President Joe Biden accepted the recommendations of his Interior Secretary Deb Haaland last week in announcing a massive expansion of the boundaries of some already huge national monuments.
The Bears Ears National Monument in Utah is growing by more than 1.3 million acres. The Grand Staircase-Escalante National Monument in the state is increasing by more than 1.8 million acres. The Northeast Canyons and Seamounts Marine National Monument off of the coast of New England are seeing the reintroduction of significant commercial fishing regulations.
The announcement signals the reversal of cuts made by President Donald Trump in 2017 when he pulled back the expansion of boundaries created by President Obama at the end of his term. Trump used the authority granted by the Antiquities Act to reduce the size of Bears Ears by 85 percent and Grand Staircase by about half. Trump also removed environmental regulations governing Northeast Canyons and Seamounts Marine in 2020.
Biden is now restarting the vast federal land takeovers overseen by Barack Obama. The Obama administration saw the expansion of 29 national monuments to take in over 553 million additional acres under the Antiquities Act. That law was enacted during the Theodore Roosevelt administration in 1906 to protect cultural resources from exploitation or destruction.
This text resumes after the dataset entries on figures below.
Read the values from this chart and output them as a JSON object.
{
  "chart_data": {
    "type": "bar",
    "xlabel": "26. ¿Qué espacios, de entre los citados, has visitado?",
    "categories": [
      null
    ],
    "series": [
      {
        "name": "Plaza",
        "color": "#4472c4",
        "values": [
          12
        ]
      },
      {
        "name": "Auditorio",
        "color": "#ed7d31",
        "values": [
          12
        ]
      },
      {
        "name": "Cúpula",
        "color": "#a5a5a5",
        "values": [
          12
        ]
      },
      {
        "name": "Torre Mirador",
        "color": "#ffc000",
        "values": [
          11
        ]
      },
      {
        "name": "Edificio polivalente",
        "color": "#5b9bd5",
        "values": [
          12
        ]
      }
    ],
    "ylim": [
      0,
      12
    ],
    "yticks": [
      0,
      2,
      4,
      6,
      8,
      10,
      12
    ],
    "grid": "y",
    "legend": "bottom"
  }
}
The law was not intended to empower the president to create functional national parks without the involvement of Congress. The law is designed to apply when some actual object needs protection and is situated on existing federal land. The land designated for security is also required to be “the smallest area compatible” with what is necessary to protect the endangered object.
Obama ran roughshod over the requirements of the law, and now Biden is following in his footsteps.
The progressive way of governing revolves around perverting the purpose of the Antiquities Act to control the public use of public land instead of “stewardship and management” as it was intended for.
Bringing land inside the boundaries of designated national monuments cuts off common uses like racing, fishing, and recreation. Members of the public and the communities surrounding the monument boundaries suffer the loss of enjoyment and economic development.